Par un mémoire en défense, enregistré le 3 février 2026, le préfet de la Moselle conclut au rejet de la requête.
Il soutient que les moyens soulevés par M. B… ne sont pas fondés.
Vu les autres pièces du dossier.
Vu :
- la convention européenne de sauvegarde des droits de l’homme et des libertés fondamentales ;
- l’accord franco-algérien du 27 décembre 1968 ;
- le code de l’entrée et du séjour des étrangers et du droit d’asile ;
- le code des relations entre le public et l’administration ;
- le code de justice administrative.
La présidente du tribunal a désigné M. Therre en application des dispositions de l’article L. 922-2 du code de l’entrée et du séjour des étrangers et du droit d’asile.
Les parties ont été régulièrement averties du jour de l’audience.
Le rapport de M. Therre, magistrat désigné, a été entendu au cours de l’audience publique.
Les parties n’étaient ni présentes, ni représentées.
La clôture de l’instruction a été prononcée à l’issue de l’audience.
Considérant ce qui suit :
Sur la légalité de la décision portant interdiction de retour sur le territoire français :
Aux termes de l’article L. 612-6 du code de l’entrée et du séjour des étrangers et du droit d’asile : « Lorsqu’aucun délai de départ volontaire n’a été accordé à l’étranger, l’autorité administrative assortit la décision portant obligation de quitter le territoire français d’une interdiction de retour sur le territoire français.

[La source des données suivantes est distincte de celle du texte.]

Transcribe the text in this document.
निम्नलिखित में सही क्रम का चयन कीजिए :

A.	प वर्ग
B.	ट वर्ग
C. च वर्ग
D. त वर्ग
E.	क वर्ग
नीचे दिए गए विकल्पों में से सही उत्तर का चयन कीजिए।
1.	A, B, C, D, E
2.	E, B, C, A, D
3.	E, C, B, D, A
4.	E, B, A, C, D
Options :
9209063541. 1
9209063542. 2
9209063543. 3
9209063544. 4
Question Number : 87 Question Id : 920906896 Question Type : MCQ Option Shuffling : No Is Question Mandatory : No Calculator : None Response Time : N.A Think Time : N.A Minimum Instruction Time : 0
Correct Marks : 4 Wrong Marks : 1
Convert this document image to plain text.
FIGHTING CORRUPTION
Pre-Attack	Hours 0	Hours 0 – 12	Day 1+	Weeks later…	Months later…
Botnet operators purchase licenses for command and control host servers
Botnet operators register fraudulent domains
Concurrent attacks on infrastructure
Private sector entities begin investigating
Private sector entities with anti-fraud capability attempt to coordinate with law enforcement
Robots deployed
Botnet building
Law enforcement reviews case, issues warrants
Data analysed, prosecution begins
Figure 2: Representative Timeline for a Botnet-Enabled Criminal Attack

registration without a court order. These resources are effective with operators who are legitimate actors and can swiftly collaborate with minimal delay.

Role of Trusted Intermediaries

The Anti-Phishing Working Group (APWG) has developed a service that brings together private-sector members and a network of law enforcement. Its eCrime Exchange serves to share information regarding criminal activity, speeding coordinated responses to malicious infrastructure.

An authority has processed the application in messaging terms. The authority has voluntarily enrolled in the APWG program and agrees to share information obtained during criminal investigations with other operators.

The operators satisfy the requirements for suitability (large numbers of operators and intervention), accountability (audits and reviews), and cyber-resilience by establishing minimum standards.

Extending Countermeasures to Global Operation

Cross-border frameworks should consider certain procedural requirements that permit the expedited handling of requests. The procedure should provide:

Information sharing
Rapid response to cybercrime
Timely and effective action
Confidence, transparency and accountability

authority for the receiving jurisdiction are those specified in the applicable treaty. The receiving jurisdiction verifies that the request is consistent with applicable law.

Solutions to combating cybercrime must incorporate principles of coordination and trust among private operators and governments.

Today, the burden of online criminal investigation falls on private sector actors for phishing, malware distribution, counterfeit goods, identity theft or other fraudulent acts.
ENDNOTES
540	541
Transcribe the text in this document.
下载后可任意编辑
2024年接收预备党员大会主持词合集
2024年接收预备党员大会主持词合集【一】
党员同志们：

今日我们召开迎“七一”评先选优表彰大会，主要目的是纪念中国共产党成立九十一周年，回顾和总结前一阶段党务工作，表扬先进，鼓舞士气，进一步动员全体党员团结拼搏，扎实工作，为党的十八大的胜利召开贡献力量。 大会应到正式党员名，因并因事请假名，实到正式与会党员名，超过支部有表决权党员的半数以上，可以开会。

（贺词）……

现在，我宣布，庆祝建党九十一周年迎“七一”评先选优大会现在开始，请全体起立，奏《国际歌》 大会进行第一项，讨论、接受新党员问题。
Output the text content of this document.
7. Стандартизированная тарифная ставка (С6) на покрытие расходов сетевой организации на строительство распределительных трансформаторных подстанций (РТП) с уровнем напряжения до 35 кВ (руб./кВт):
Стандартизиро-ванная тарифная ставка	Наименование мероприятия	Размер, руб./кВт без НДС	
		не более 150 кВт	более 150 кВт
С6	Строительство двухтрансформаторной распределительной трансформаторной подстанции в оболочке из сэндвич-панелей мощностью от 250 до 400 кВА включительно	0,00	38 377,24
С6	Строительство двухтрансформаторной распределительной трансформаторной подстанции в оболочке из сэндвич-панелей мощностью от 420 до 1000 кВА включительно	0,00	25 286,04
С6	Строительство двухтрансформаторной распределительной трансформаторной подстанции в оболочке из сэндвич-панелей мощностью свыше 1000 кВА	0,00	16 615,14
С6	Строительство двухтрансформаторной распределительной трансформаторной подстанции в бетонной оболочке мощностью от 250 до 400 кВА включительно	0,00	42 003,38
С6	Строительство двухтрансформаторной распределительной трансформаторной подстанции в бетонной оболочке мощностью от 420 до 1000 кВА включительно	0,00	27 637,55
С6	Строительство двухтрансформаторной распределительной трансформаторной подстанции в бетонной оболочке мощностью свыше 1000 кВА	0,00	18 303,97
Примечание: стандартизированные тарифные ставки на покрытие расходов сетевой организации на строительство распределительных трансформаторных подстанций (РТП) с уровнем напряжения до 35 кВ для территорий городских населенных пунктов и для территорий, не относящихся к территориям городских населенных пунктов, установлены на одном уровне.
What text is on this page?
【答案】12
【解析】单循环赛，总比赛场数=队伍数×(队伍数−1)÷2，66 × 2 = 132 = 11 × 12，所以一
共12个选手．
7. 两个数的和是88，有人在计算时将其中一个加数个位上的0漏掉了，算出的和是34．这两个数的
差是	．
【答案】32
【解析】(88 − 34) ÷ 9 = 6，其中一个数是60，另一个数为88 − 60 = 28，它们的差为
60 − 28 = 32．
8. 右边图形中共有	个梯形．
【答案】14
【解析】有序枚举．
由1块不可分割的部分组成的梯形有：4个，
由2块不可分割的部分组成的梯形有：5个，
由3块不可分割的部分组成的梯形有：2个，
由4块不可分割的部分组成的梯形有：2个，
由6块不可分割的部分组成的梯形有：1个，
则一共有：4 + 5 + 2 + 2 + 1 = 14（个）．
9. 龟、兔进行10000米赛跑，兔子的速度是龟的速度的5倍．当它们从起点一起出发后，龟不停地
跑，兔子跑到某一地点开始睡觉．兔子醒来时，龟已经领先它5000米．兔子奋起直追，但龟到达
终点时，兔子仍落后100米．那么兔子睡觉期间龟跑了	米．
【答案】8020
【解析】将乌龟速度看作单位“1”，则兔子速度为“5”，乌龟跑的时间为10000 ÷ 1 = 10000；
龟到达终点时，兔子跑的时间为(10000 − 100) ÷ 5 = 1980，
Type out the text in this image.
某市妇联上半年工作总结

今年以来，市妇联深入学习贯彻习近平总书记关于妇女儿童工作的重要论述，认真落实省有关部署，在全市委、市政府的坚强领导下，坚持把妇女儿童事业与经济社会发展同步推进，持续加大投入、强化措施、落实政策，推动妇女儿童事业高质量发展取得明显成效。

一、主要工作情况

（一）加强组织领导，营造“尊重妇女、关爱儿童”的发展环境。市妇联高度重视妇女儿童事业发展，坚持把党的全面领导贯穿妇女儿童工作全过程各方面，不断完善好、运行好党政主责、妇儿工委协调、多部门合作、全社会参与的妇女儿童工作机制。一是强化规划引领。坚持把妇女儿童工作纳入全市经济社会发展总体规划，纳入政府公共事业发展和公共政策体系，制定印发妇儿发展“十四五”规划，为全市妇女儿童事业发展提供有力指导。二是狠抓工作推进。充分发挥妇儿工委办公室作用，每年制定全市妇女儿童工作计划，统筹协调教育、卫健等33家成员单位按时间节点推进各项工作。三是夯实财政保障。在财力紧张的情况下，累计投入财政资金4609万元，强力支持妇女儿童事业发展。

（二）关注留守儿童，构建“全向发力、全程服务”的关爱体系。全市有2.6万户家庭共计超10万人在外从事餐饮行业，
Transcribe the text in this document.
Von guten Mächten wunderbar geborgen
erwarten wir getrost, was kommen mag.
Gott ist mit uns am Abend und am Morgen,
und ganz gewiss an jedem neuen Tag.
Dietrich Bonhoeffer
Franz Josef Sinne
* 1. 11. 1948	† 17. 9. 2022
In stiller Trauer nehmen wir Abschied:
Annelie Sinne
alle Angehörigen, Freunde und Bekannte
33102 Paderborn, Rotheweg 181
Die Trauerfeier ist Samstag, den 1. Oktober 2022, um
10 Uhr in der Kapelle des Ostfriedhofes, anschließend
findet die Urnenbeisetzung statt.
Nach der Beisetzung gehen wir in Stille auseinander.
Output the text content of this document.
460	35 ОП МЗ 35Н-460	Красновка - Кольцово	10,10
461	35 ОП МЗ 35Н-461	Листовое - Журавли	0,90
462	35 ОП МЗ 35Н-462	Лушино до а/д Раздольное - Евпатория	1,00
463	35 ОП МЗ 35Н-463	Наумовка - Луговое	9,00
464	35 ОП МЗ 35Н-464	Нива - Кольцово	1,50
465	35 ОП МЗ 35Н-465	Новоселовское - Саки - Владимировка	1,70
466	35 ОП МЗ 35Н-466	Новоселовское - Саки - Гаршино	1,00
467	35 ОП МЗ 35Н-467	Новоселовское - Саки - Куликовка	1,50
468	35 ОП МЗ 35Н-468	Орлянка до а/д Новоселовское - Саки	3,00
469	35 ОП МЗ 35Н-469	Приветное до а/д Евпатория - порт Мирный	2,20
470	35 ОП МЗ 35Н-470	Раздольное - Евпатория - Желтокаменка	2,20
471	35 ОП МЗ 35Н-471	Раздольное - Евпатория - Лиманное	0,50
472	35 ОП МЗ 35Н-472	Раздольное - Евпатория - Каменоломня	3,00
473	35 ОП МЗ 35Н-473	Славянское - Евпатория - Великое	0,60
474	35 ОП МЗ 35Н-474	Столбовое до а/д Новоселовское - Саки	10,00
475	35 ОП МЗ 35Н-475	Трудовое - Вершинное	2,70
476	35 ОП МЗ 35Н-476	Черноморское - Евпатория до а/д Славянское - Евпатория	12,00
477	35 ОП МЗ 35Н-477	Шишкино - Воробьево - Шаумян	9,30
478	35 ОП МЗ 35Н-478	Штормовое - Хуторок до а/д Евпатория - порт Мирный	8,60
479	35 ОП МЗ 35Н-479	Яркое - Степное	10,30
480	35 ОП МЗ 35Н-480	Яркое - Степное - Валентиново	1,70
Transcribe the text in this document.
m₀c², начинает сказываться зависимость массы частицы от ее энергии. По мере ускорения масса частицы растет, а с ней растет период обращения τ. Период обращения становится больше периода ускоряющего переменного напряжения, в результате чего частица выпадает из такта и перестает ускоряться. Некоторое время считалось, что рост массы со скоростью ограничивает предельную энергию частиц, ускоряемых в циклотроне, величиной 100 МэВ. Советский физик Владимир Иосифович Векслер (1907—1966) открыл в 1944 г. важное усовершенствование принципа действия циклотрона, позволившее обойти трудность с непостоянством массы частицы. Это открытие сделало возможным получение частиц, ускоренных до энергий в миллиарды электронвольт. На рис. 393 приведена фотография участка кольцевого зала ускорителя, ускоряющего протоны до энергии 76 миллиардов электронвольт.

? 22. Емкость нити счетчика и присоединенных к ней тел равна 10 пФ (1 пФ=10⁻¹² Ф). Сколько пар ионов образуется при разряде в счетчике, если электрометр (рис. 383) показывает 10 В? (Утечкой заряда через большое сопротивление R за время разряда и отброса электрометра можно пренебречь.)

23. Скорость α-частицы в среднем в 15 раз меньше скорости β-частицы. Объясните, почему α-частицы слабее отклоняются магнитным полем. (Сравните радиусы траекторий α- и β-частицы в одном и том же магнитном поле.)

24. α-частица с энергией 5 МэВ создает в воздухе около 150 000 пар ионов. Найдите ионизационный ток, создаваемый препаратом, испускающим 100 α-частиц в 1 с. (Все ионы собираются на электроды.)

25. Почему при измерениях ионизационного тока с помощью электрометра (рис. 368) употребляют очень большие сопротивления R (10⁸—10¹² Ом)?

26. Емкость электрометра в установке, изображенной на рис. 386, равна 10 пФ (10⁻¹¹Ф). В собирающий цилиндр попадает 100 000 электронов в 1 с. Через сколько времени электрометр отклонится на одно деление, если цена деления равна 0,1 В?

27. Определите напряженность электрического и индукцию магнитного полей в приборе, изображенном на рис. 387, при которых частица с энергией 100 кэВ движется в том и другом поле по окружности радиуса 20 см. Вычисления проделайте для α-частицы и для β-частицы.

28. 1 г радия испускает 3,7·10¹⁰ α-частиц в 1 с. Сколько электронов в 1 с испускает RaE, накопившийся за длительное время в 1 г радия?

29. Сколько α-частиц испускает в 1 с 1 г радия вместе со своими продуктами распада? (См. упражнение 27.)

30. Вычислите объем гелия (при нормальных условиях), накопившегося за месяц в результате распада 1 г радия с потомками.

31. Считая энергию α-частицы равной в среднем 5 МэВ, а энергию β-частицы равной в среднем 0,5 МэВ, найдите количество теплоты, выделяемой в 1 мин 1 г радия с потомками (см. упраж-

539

Des circonstances humanitaires peuvent toutefois justifier que l’autorité administrative n’édicte pas d’interdiction de retour. / Les effets de cette interdiction cessent à l’expiration d’une durée, fixée par l’autorité administrative, qui ne peut excéder cinq ans à compter de l’exécution de l’obligation de quitter le territoire français, (…) ». Et aux termes de l’article L. 612-10 du même code : « Pour fixer la durée des interdictions de retour mentionnées aux articles L. 612-6 et L. 612-7, l’autorité administrative tient compte de la durée de présence de l’étranger sur le territoire français, de la nature et de l’ancienneté de ses liens avec la France, de la circonstance qu’il a déjà fait l’objet ou non d’une mesure d’éloignement et de la menace pour l’ordre public que représente sa présence sur le territoire français. / (…) ».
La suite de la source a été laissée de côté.